Consider a vertical spring with spring constant 28.43 N/m hanging from the ceiling. A small object with a mass of 1.281 kg is added to the spring and the spring stretches to its equilibrium position. The object is then pulled down a distance of 11.95 cm and released. What is the speed of the object a distance 8.927 cm from the equilibrium point?
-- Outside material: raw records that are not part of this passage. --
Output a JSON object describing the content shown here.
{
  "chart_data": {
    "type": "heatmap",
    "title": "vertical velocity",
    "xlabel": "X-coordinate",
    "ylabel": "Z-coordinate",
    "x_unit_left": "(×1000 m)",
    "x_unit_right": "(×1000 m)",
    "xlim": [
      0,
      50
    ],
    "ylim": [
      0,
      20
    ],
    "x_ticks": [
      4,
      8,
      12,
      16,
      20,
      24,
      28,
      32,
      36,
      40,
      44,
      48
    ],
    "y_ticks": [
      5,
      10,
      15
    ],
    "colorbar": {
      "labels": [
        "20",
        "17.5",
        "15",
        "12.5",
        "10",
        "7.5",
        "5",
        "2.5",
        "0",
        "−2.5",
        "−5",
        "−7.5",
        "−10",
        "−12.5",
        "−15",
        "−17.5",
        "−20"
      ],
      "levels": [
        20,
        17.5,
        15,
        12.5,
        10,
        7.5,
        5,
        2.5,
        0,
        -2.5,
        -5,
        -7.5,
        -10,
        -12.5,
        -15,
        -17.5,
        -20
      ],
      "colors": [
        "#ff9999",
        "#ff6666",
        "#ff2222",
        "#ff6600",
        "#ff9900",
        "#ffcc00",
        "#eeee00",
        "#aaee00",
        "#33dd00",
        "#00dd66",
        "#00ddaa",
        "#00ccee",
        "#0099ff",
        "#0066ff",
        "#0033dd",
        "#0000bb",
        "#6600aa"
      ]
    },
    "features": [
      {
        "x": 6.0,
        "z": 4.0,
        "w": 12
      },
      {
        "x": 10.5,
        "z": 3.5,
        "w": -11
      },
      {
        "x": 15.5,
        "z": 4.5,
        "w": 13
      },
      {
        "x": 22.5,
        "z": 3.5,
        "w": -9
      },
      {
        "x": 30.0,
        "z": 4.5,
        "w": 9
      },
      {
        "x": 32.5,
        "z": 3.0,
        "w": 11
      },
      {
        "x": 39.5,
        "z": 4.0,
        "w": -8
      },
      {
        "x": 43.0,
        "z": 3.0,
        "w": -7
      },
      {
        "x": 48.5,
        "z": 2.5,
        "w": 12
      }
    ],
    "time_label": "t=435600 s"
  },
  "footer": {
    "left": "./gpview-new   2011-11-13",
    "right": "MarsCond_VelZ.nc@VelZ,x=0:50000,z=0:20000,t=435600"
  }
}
We can start by finding the potential energy (PE) converted to kinetic energy (KE) as the object moves from the stretched position to the given distance from the equilibrium point.
At the stretched position:
PE_initial = (1/2) * k * (x_initial)^2
= (1/2) * 28.43 * (0.1195)^2
= 0.2028683525 J
At the given distance from the equilibrium point:
PE_final = (1/2) * k * (x_final)^2
= (1/2) * 28.43 * (0.08927)^2
= 0.11379616274 J
The difference in potential energy is converted to kinetic energy:
Delta_PE = PE_initial - PE_final
= 0.2028683525 - 0.11379616274
= 0.08907218976 J
Now we can find the speed of the object using the kinetic energy formula:
KE = (1/2) * m * v^2
0.08907218976 J = (1/2) * 1.281 kg * v^2
Solve for v:
v^2 = (2 * 0.08907218976 J) / 1.281 kg
v = sqrt((2 * 0.08907218976 J) / 1.281 kg)
v = 0.3944 m/s
The speed of the object at a distance of 8.927 cm from the equilibrium point is approximately 0.3944 m/s.